Гарт гордо распрямил свои узкие плечи, и этот жест заставил сердце Тристана сжаться от острой жалости к своему несчастному брату. Вместе с тем он испытал странное облегчение оттого, что его душа свободна от столь сильных страстей. Тристан всегда сомневался, что радости любви способны окупить причиненные ею страдания.

– То, что сейчас тебе крайне необходимо, – это залить свое горе… – решительно заявил он. – Да и мне не помешает хорошая выпивка. Что, если нам совершить налет на винный погреб? Может, там завалялась бутылка французского коньяка. За последние шесть лет я научился понимать толк в подобных вещах.

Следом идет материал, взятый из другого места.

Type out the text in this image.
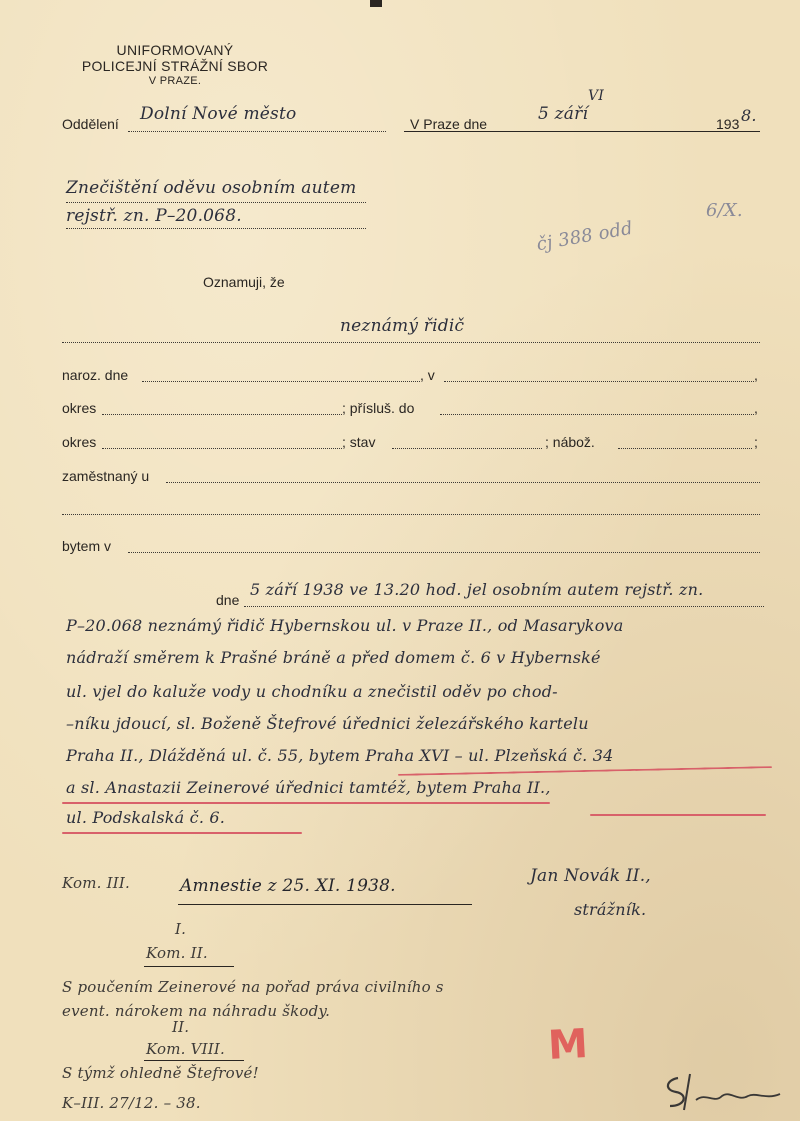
UNIFORMOVANÝ
POLICEJNÍ STRÁŽNÍ SBOR
V PRAZE.
Oddělení Dolní Nové město	V Praze dne	5 září
VI
193 8.
Znečištění oděvu osobním autem
rejstř. zn. P–20.068.
čj 388 odd
6/X.
Oznamuji, že
neznámý řidič
naroz. dne	, v	,
okres	; přísluš. do	,
okres	; stav	; nábož.	;
zaměstnaný u
bytem v
dne
5 září 1938 ve 13.20 hod. jel osobním autem rejstř. zn.
P–20.068 neznámý řidič Hybernskou ul. v Praze II., od Masarykova
nádraží směrem k Prašné bráně a před domem č. 6 v Hybernské
ul. vjel do kaluže vody u chodníku a znečistil oděv po chod-
–níku jdoucí, sl. Boženě Štefrové úřednici železářského kartelu
Praha II., Dlážděná ul. č. 55, bytem Praha XVI – ul. Plzeňská č. 34
a sl. Anastazii Zeinerové úřednici tamtéž, bytem Praha II.,
ul. Podskalská č. 6.
Kom. III.	Amnestie z 25. XI. 1938.	Jan Novák II.,
strážník.
I.
Kom. II.
S poučením Zeinerové na pořad práva civilního s
event. nárokem na náhradu škody.
II.
Kom. VIII.
S týmž ohledně Štefrové!
K–III. 27/12. – 38.
M
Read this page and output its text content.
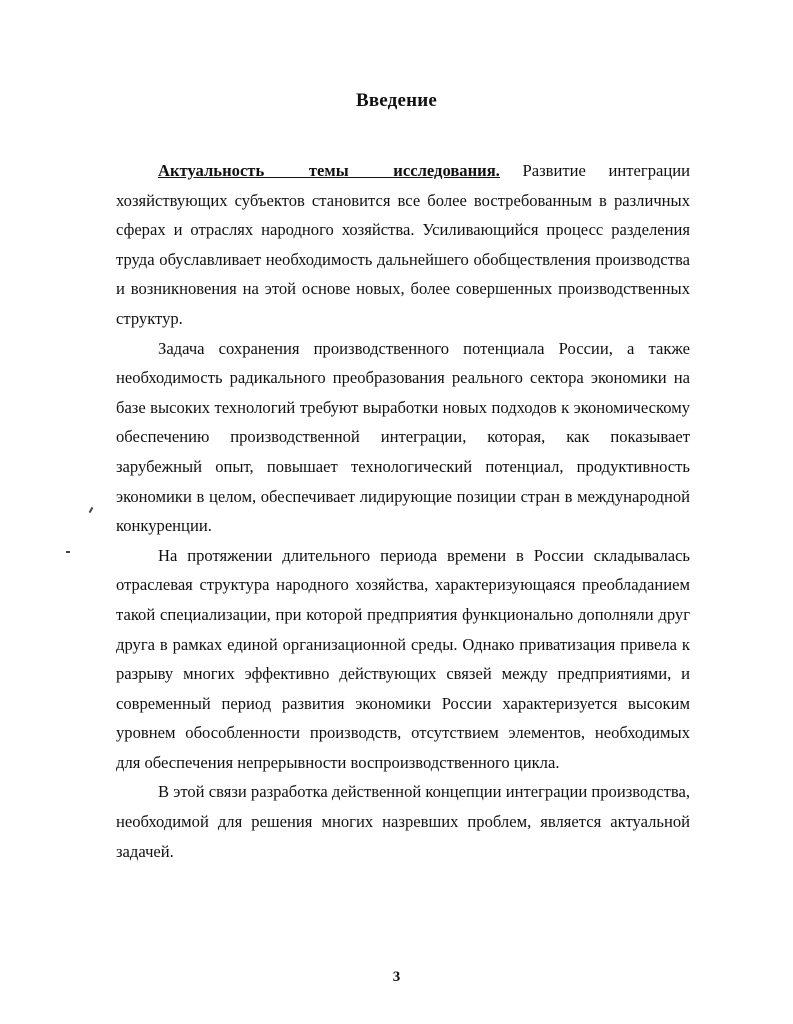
Введение

Актуальность темы исследования. Развитие интеграции хозяйствующих субъектов становится все более востребованным в различных сферах и отраслях народного хозяйства. Усиливающийся процесс разделения труда обуславливает необходимость дальнейшего обобществления производства и возникновения на этой основе новых, более совершенных производственных структур.

Задача сохранения производственного потенциала России, а также необходимость радикального преобразования реального сектора экономики на базе высоких технологий требуют выработки новых подходов к экономическому обеспечению производственной интеграции, которая, как показывает зарубежный опыт, повышает технологический потенциал, продуктивность экономики в целом, обеспечивает лидирующие позиции стран в международной конкуренции.

На протяжении длительного периода времени в России складывалась отраслевая структура народного хозяйства, характеризующаяся преобладанием такой специализации, при которой предприятия функционально дополняли друг друга в рамках единой организационной среды. Однако приватизация привела к разрыву многих эффективно действующих связей между предприятиями, и современный период развития экономики России характеризуется высоким уровнем обособленности производств, отсутствием элементов, необходимых для обеспечения непрерывности воспроизводственного цикла.

В этой связи разработка действенной концепции интеграции производства, необходимой для решения многих назревших проблем, является актуальной задачей.

3
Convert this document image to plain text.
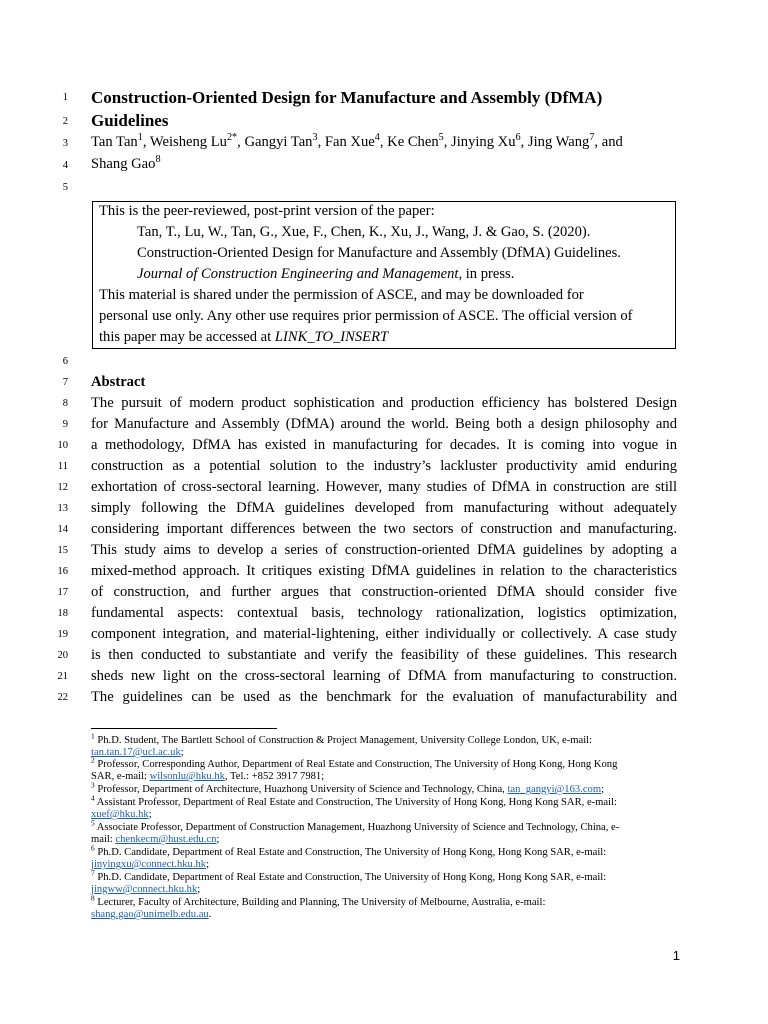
1
2
3
4
5
6
7
8
9
10
11
12
13
14
15
16
17
18
19
20
21
22
Construction-Oriented Design for Manufacture and Assembly (DfMA)
Guidelines
Tan Tan$^1$, Weisheng $Lu^{2*}$, Gangyi Tan$^3$, Fan Xue$^4$, Ke Chen$^5$, Jinying Xu$^6$, Jing Wang$^7$, and
Shang Gao$^8$
This is the peer-reviewed, post-print version of the paper:
Tan, T., Lu, W., Tan, G., Xue, F., Chen, K., Xu, J., Wang, J. & Gao, S. (2020).
Construction-Oriented Design for Manufacture and Assembly (DfMA) Guidelines.
Journal of Construction Engineering and Management, in press.
This material is shared under the permission of ASCE, and may be downloaded for
personal use only. Any other use requires prior permission of ASCE. The official version of
this paper may be accessed at LINK_TO_INSERT
Abstract
The pursuit of modern product sophistication and production efficiency has bolstered Design
for Manufacture and Assembly (DfMA) around the world. Being both a design philosophy and
a methodology, DfMA has existed in manufacturing for decades. It is coming into vogue in
construction as a potential solution to the industry’s lackluster productivity amid enduring
exhortation of cross-sectoral learning. However, many studies of DfMA in construction are still
simply following the DfMA guidelines developed from manufacturing without adequately
considering important differences between the two sectors of construction and manufacturing.
This study aims to develop a series of construction-oriented DfMA guidelines by adopting a
mixed-method approach. It critiques existing DfMA guidelines in relation to the characteristics
of construction, and further argues that construction-oriented DfMA should consider five
fundamental aspects: contextual basis, technology rationalization, logistics optimization,
component integration, and material-lightening, either individually or collectively. A case study
is then conducted to substantiate and verify the feasibility of these guidelines. This research
sheds new light on the cross-sectoral learning of DfMA from manufacturing to construction.
The guidelines can be used as the benchmark for the evaluation of manufacturability and
$^1$ Ph.D. Student, The Bartlett School of Construction & Project Management, University College London, UK, e-mail:
tan.tan.17@ucl.ac.uk;
$^2$ Professor, Corresponding Author, Department of Real Estate and Construction, The University of Hong Kong, Hong Kong
SAR, e-mail: wilsonlu@hku.hk, Tel.: +852 3917 7981;
$^3$ Professor, Department of Architecture, Huazhong University of Science and Technology, China, tan_gangyi@163.com;
$^4$ Assistant Professor, Department of Real Estate and Construction, The University of Hong Kong, Hong Kong SAR, e-mail:
xuef@hku.hk;
$^5$ Associate Professor, Department of Construction Management, Huazhong University of Science and Technology, China, e-
mail: chenkecm@hust.edu.cn;
$^6$ Ph.D. Candidate, Department of Real Estate and Construction, The University of Hong Kong, Hong Kong SAR, e-mail:
jinyingxu@connect.hku.hk;
$^7$ Ph.D. Candidate, Department of Real Estate and Construction, The University of Hong Kong, Hong Kong SAR, e-mail:
jingww@connect.hku.hk;
$^8$ Lecturer, Faculty of Architecture, Building and Planning, The University of Melbourne, Australia, e-mail:
shang.gao@unimelb.edu.au.
1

Гарт улыбнулся уголками губ.

– Великолепная идея, – с деланным энтузиазмом произнес он. – Но прежде я хотел бы кое-что тебе передать. – Он вытащил из ящика библиотечного стола золотые карманные часы и протянул их Тристану. – Это одна из двух вещей, оставшихся после нашего покойного отца.

Тристан брезгливо взглянул на богато украшенные часы.

– Благодарю покорно, но я не испытываю ни малейшего желания хранить память о старом распутнике, который не удосужился даже признать меня своим сыном.

– Пускай тогда они послужат тебе предостережением от всего порочного и дурного, что было в душе старого негодяя, – мрачно отозвался Гарт. – Только ради этого я тоже оставил у себя старую папашину табакерку.

***

Контора компании "Харкур Шиппинг" была расположена в двухэтажном пакгаузе неописуемой архитектуры, возвышавшемся среди обширного рыбного рынка Биллинсгейт. Тристан и Гарт приехали сюда в фаэтоне покойного графа – не очень удобном, но внешне весьма импозантном. Их экипаж прокладывал путь сквозь толпу домохозяек и слуг из богатых домов, которые торговались с владельцами прилавков из-за тюрбе, лососей, омаров, угрей и прочих даров моря.